USCIS’ Hogan memo states that an amended petition must be filed if an L-1 employee changes from L-1A to L-1B, or is transferred from one company to another within the same organization and becomes an employee of the new organization. This includes mergers or acquisitions where the acquiring/merged company 3 is the new employer. Change of employer name does not require an amended petition, but change in ownership, because it may affect the qualifying relationship with the foreign affiliate, does require an amended petition. An L-1 nonimmigrant may change status to another classification (including but not limited to H-1B or F-1), but may not commence services or activities under the requested classification until USCIS has approved the change of status. Changes between the H-1 and L-1 classifications count the United States duration of stay under the old classification toward the maximum stay allowable under the new classification. If you are in the US on an L1 visa then you must apply within 2 years of entry to qualify for an EB1C Green Card.
H-1B employers are required to pay the employee the higher amount. Prevailing wages are established by the State Employment Security Agency based on the worker’s duties, experience and skills necessary to complete the job. The spouse of an L-1 visa holder may apply for Employment Authorization Documents and subsequently start working legally after receiving approval.
Processing times in both categories vary widely, the latest processing time reports are found on the USCIS website. In general, processing over the last several years has been faster in the EB1-1 category than in the NIW category. The petitioner and the other qualifying organizations have obtained approval of petitions for at least ten “L” managers, executives, or specialized knowledge professionals during the previous 12 months; or have US. Subsidiaries or affiliates with combined annual sales of at least $25 million; or have a United States work force of at least 1,000 employees. In the event that your employer fires you, youimmediately will go out of status. There is no grace period and you will need to quickly find a job from an employer who is willing to sponsor an H1B visa.
However, in certain instances, the education requirements may be substituted with hands-on work experience. The key is that you have a relevant degree/work experience for the job accompanying the H-1B visa. Perhaps the most attractive feature of the L-1 visa is that immediate family members such as the spouse and children can accompany the holder on L-2 visas. Better yet, L-2 visa holders can also acquire Employment Authorization Documents to work in the U.S. If you’re interested in getting H-1B visa, it’s important to know thatthe current quota is capped at 65,000, with an additional 20,000 reserved for master’s degree holders. H-1B visa workers may stay in the U.S. for a maximum of six years, with an initial approval allowing for three years of stay that can be extended for an additional three years, if desired.
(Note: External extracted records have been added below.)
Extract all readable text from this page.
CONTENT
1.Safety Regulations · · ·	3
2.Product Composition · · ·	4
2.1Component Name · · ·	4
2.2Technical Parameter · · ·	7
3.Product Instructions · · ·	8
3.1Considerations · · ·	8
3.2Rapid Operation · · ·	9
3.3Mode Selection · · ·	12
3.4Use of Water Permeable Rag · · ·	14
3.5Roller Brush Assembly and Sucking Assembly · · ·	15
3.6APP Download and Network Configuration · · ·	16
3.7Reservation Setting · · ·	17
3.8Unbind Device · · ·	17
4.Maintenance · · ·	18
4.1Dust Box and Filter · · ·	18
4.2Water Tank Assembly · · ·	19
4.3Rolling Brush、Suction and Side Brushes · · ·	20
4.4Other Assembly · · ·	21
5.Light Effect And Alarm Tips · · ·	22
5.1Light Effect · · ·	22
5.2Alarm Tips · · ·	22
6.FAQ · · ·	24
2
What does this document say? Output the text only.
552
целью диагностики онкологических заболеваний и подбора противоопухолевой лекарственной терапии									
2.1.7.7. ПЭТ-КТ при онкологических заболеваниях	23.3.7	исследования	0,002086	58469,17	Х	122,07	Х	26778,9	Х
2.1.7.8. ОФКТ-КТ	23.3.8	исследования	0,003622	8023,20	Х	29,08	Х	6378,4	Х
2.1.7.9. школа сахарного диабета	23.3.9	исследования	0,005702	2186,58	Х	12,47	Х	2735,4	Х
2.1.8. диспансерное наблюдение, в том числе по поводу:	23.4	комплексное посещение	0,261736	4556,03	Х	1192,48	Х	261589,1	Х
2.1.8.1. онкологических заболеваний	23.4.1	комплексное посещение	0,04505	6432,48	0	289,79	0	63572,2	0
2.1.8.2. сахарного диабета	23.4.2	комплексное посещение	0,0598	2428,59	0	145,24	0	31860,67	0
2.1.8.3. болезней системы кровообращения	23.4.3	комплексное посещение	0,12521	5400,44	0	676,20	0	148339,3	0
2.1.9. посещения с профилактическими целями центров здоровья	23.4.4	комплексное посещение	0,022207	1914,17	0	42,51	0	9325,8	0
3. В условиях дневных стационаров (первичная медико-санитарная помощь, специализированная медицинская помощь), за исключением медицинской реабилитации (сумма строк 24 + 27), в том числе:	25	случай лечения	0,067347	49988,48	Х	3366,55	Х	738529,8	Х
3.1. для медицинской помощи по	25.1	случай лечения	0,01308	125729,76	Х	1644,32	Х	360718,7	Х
If your trip will last 30 or fewer days, you may be able to re-enter the United States using the expired visa stamp. Covid-19 and a Trump-era policy contributed to delays by U.S. Citizenship and Immigration Services in processing immigrant work permits.
Congress set a limit of 85,000 visas annually, and more than 10,000 companies applied in 2014. But just 20 companies received more than 32,000 visas, according to Ronil Hira, a professor at Howard University who studies visa programs and analyzed federal H-1B data. The top 20 included several large outsourcing firms that provided temporary workers for businesses like Disney and Toys “R” Us.
l-1b visa is supervised by higher level executives, board of directors or stockholders. The foreign and U.S. employers must be related, through at least 50 percent common ownership, as parent and subsidiary, affiliates, branches, or joint venture partners. The wage is based on the prevailing wage for the occupation in the area of employment.